Il est important de se rappeler que l’État américain au XIXe siècle était un type d’État très différent. Stephen Skowronek le caractérise comme un système de « tribunaux et de parties », ce qui signifie qu’il n’avait pas beaucoup des caractéristiques bureaucratiques et infrastructurelles de nombreux gouvernements européens. Néanmoins, lorsqu’elle envoya les militaires attaquer les grévistes, comme elle le fit en 1886, elle joua un rôle décisif dans la formation des moments de recrudescence.

Au XXe siècle, après l’organisation du Congrès des organisations industrielles (CIO) et l’instauration du droit légal de former un syndicat, les stratégies des employeurs ont changé. Ils ont d’abord acquiescé à un nouveau processus institutionnalisé de reconnaissance des syndicats, puis ont appris à utiliser ces règles à leur avantage. Aujourd’hui, le processus d’accréditation syndicale pour les entreprises du secteur privé aux États-Unis est un processus accusatoire de reconnaissance majoritaire ; la seule façon pour les travailleurs d’adhérer à un syndicat est de convaincre une majorité de leurs collègues de voter pour un syndicat, généralement lors d’une élection supervisée par le gouvernement.

Les employeurs ont leur mot à dire sur qui est éligible ou non à voter, et ils sont légalement autorisés à organiser de féroces campagnes antisyndicales dans lesquelles ils menacent et intimident les travailleurs, à la fois collectivement et lors de réunions individuelles obligatoires. Pour ces campagnes, les employeurs peuvent – ​​et le font souvent – ​​se tourner vers une industrie sophistiquée valant des centaines de millions de dollars par an consacrés à aider les employeurs à résister aux campagnes de syndicalisation. Si même tous ces avantages patronaux ne suffisent pas à empêcher la reconnaissance syndicale, les patrons disposent de procédures formelles de désyndicalisation, procédures inédites dans d’autres démocraties riches.
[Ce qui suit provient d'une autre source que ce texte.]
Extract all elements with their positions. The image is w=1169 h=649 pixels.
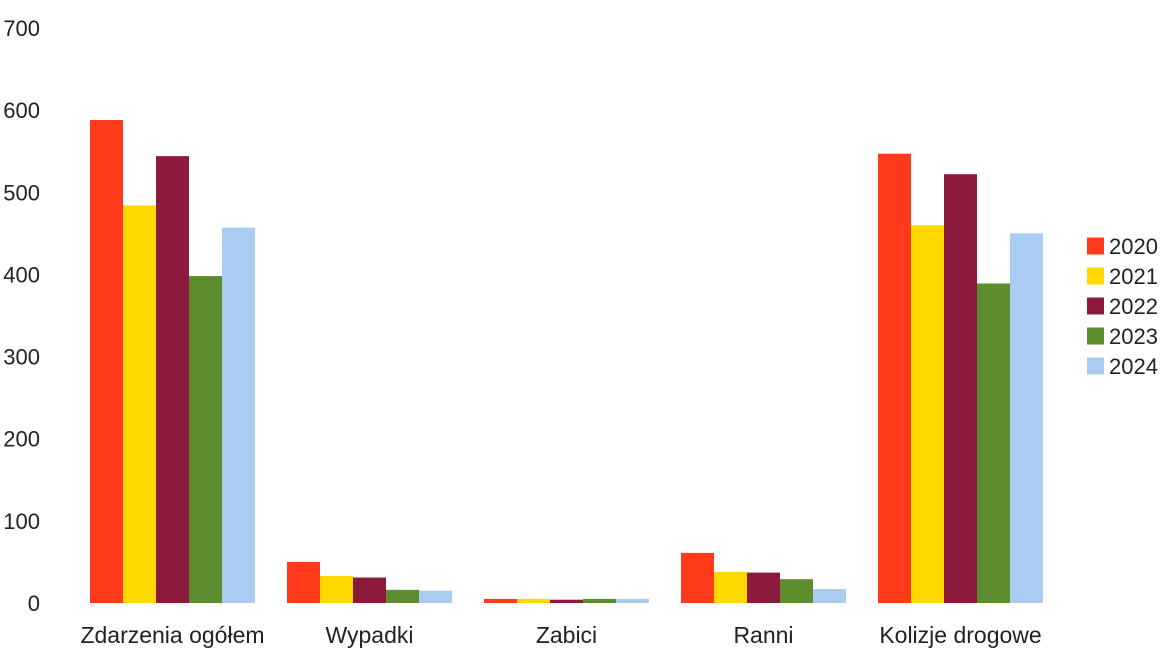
bar (386, 589, 419, 603)
y-tick-label: 100 (3, 509, 40, 534)
y-tick-label: 700 (3, 16, 40, 41)
legend-label: 2023 (1109, 324, 1158, 349)
x-category-label: Wypadki (326, 622, 414, 648)
bar (419, 590, 452, 603)
bar (813, 589, 846, 603)
x-category-label: Zabici (536, 622, 597, 648)
x-category-label: Kolizje drogowe (879, 622, 1041, 648)
y-tick-label: 0 (28, 591, 40, 616)
y-tick-label: 600 (3, 98, 40, 123)
legend-label: 2020 (1109, 234, 1158, 259)
bar (90, 120, 123, 603)
x-axis: Zdarzenia ogółem Wypadki Zabici Ranni Kolizj… (80, 622, 1041, 648)
bar (222, 227, 255, 603)
y-axis: 0 100 200 300 400 500 600 700 (3, 16, 40, 616)
bar (353, 577, 386, 603)
bar (911, 225, 944, 603)
bar (780, 579, 813, 603)
legend-swatch (1087, 357, 1104, 375)
bar (123, 205, 156, 603)
bar (977, 283, 1010, 603)
y-tick-label: 200 (3, 427, 40, 452)
y-tick-label: 400 (3, 262, 40, 287)
x-category-label: Zdarzenia ogółem (80, 622, 264, 648)
bar (320, 575, 353, 603)
x-category-label: Ranni (733, 622, 793, 648)
bar (1010, 233, 1043, 603)
bar (714, 571, 747, 603)
legend-swatch (1087, 237, 1104, 255)
legend-swatch (1087, 297, 1104, 315)
bars (90, 120, 1043, 603)
legend-label: 2022 (1109, 294, 1158, 319)
bar (747, 572, 780, 603)
bar (156, 156, 189, 603)
bar (616, 598, 649, 603)
bar (550, 599, 583, 603)
bar (681, 552, 714, 603)
bar (944, 174, 977, 603)
legend-swatch (1087, 267, 1104, 285)
legend-label: 2021 (1109, 264, 1158, 289)
bar (583, 598, 616, 603)
bar (878, 153, 911, 603)
bar (517, 598, 550, 603)
legend-label: 2024 (1109, 354, 1158, 379)
y-tick-label: 300 (3, 345, 40, 370)
bar (484, 598, 517, 603)
bar (189, 276, 222, 603)
y-tick-label: 500 (3, 180, 40, 205)
legend-swatch (1087, 327, 1104, 345)
legend: 2020 2021 2022 2023 2024 (1087, 234, 1158, 379)
bar (287, 561, 320, 603)
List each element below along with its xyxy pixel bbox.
Si les travailleurs persistent face à ces nombreux obstacles, les employeurs ont le pouvoir légal de les remplacer définitivement s’ils se mettent en grève. Ces avantages façonnent très certainement les stratégies organisationnelles disponibles pour les travailleurs, obligeant les syndicats à concevoir des campagnes complètes et innovantes, même s’ils sont aux prises avec le type de changements structurels dans l’économie qui déstabilisent les mouvements ouvriers à travers le monde.